Bu kadersiz ülkeye yardım etmek, kardeş kavgasına son vermek aldatmacasıyla, başta ABD, Fransa, İngiltere olmak üzere, emperyalist ülkeler hemen buraya damladılar.Bilhassa ABD, en büyük güç olarak, aslında “aman bu karışıklık İsrail’e zarar vermesin, keza petrol kaynaklarına bir zarar gelmesin diyerek” geldi. Oradaki Kürtler’i, “size burada bir devlet kuracağım” diyerek tavladı, onları modern silahlarla donattı, Suriye’deki teröre karşı koruyucu postuna girdi. Esat’ı devirelim dedi. Türkiye’ye de bunu empoze etti.Yazık ki Türkiye buna inandı ve dostu Suriye’ye, durup dururken düşman oldu.

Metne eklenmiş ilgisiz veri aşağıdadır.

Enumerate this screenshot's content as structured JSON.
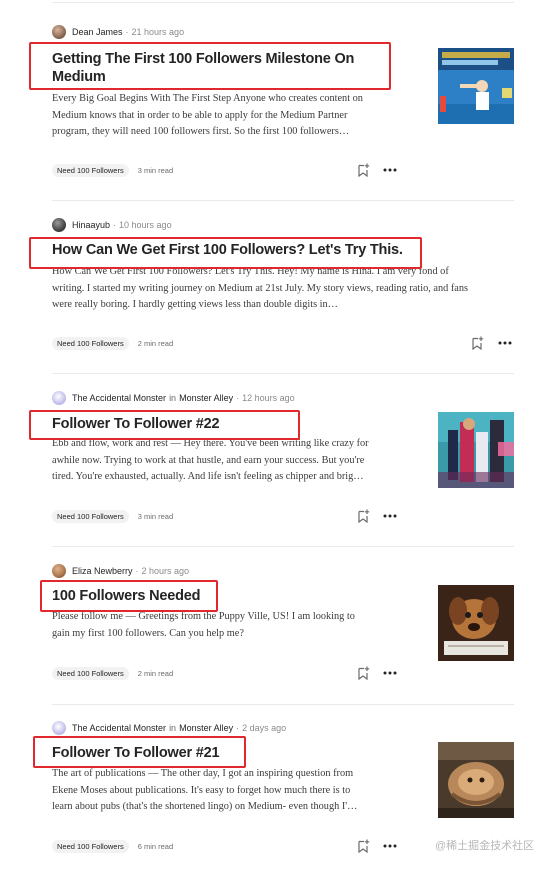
{
  "articles": [
    {
      "author": "Dean James",
      "time": "21 hours ago",
      "publication_prefix": "",
      "publication": "",
      "title_lines": [
        "Getting The First 100 Followers Milestone On",
        "Medium"
      ],
      "snippet_lines": [
        "Every Big Goal Begins With The First Step Anyone who creates content on",
        "Medium knows that in order to be able to apply for the Medium Partner",
        "program, they will need 100 followers first. So the first 100 followers…"
      ],
      "tag": "Need 100 Followers",
      "read_time": "3 min read",
      "avatar_color": "#8c6a55",
      "thumb_icon": "thumbnail-followers-poster"
    },
    {
      "author": "Hinaayub",
      "time": "10 hours ago",
      "publication_prefix": "",
      "publication": "",
      "title_lines": [
        "How Can We Get First 100 Followers? Let's Try This."
      ],
      "snippet_lines": [
        "How Can We Get First 100 Followers? Let's Try This. Hey! My name is Hina. I am very fond of",
        "writing. I started my writing journey on Medium at 21st July. My story views, reading ratio, and fans",
        "were really boring. I hardly getting views less than double digits in…"
      ],
      "tag": "Need 100 Followers",
      "read_time": "2 min read",
      "avatar_color": "#4a4a4a",
      "thumb_icon": ""
    },
    {
      "author": "The Accidental Monster",
      "time": "12 hours ago",
      "publication_prefix": "in",
      "publication": "Monster Alley",
      "title_lines": [
        "Follower To Follower #22"
      ],
      "snippet_lines": [
        "Ebb and flow, work and rest — Hey there. You've been writing like crazy for",
        "awhile now. Trying to work at that hustle, and earn your success. But you're",
        "tired. You're exhausted, actually. And life isn't feeling as chipper and brig…"
      ],
      "tag": "Need 100 Followers",
      "read_time": "3 min read",
      "avatar_color": "#b9b6e0",
      "thumb_icon": "thumbnail-colorful-figure"
    },
    {
      "author": "Eliza Newberry",
      "time": "2 hours ago",
      "publication_prefix": "",
      "publication": "",
      "title_lines": [
        "100 Followers Needed"
      ],
      "snippet_lines": [
        "Please follow me — Greetings from the Puppy Ville, US! I am looking to",
        "gain my first 100 followers. Can you help me?"
      ],
      "tag": "Need 100 Followers",
      "read_time": "2 min read",
      "avatar_color": "#b07a4f",
      "thumb_icon": "thumbnail-puppy"
    },
    {
      "author": "The Accidental Monster",
      "time": "2 days ago",
      "publication_prefix": "in",
      "publication": "Monster Alley",
      "title_lines": [
        "Follower To Follower #21"
      ],
      "snippet_lines": [
        "The art of publications — The other day, I got an inspiring question from",
        "Ekene Moses about publications. It's easy to forget how much there is to",
        "learn about pubs (that's the shortened lingo) on Medium- even though I'…"
      ],
      "tag": "Need 100 Followers",
      "read_time": "6 min read",
      "avatar_color": "#b9b6e0",
      "thumb_icon": "thumbnail-brown-creature"
    }
  ],
  "watermark": "@稀土掘金技术社区",
  "colors": {
    "highlight_box": "#e0282d",
    "tag_bg": "#f2f2f2",
    "text": "#242424",
    "muted": "#6b6b6b"
  },
  "icons": {
    "save": "bookmark-plus-icon",
    "more": "more-dots-icon"
  }
}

Öte yandan Rusya hemen Suriye’ye damladı. Emperyalizmin öteki temsilcisi. Hem de Esat’ın davetiyle geldi Rusya. Suriye’de Lazkiye’de zaten askeri üssü olan Rusya batı Suriye’ye yerleşti. Esat’a silah göderdi, hava desteği sağladı ve hükümet güçlerinin tekrar hakimiyet kurmasını sağladı. Bugün Esat, ülkesinin % 70 ine hakim durumda.
ABD nin kandırıp şımarttığı PKK dostu ve ABD tarafından silahlandırılmış Kürt Gruplar bizim sınırımız boyunca terör faaliyetlerine giriştiler, yerli halkın nüfus yapısını değiştirmeye ve oralarda müstakil devletçikler kurmaya kalkıştılar, Türkiye’ye terör saldırıları tertip etmeye başladılar. Müttefiki ABD ye defalarca, bunlara silah vermeyin diyen Türkiye, sonunda dayanamayıp El Bap ve Afrin Bölgeleri’ne harekat düzenleyerek, oralardaki terörü ve halkın üzerindeki tehdidi ortadan kaldırdı. Türkiye Ayrıca, Rusya ve İran’la mutabık olarak İdlip’te 12 karakol kurdu, terör gözetlemesi yapıyor. Özetle Türkiye, Suriye’nin hem içinde, hem dışında, bu ülke sorunlar yumağının tam ortasında bulunuyor.Büyük mali külfetler içindeyiz. Yurt içinde de 4 milyon Suriyeli sığınmacıya bakıyoruz. Yalnızca bu işe yaklaşık 30 milyar dolar harcamışız.
Türkiye olarak, uluslar arası toplantılarda Suriye’nin toprak bütünlüğünü savunuyoruz. Emperyalist ülkeler de (başta ABD ve Rusya) aynı düşünüyoruz, diyorlar. Kimi 5 bin km , kimi 10 bin km uzaklardan geldiler Suriye topraklarında üs kurup, yerleştiler . Rusya ben resmi davetle geldim diyor. ABD, ben dünya barışı için (!) geldim diyor. İsteyen inanabilir. Türkiye de,”sınır güvenliğim için teröristleri kovaladım” diyor. Bu gün 35 km kadar Suriye içlerine girmişiz. Girdiğimiz yerlerde halk artık günlük hayatını yaşıyor. Biz bu halkla aslında akrabayız. Ayrıca Türkmen soydaşlarımız var.
Öte yandan gelin görün ki, biz bu halkın resmi hükümetiyle küs durumdayız. Diplomatik ilişkiler kopuk. İktidar taraftarı medya yakın zamana kadar “Katil Esed” diyordu, Suriye Başkanı’na. Bizce bunlar yanlış. Toprak bütünlüğünü savunduğumuz ülkenin hükümetiyle küslük olur mu? Bugün Rusya aracılığı ile görüşüyormuşuz, garip değil mi?
Düşünüyorum da, Kuzey Suriye’de yaşayan Kürt,Türkmen, Arap ve diğer insanlarla ve onların yöneticileriyle en iyi konuşup anlaşabilen biz olmalıydık.Onların güvenlik ve demokratik haklarını savunmalıydık, yol göstermeliydik. Sonradan terörizme bulaşan kuzey Suriye bölge liderlerinden Salih Müslim İTÜ mezunu bir mühendisdir. Onu yanımıza çekebilmeliydik. Oradaki insanlara yol gösterici ağabeylik yapabilmeliydik.
Kanaatimiz odur ki, Türkiye derhal Esat Hükümetiyle diplomatik ilşkelere başlamalıdır. İki komşu 2011 deki gibi bir dostluk inşaatının temel kazılarına başlamalıdır. Başka türlü bu Suriye kördüğümü, çözülür ilmek haline getirelemez. Saygılarımla.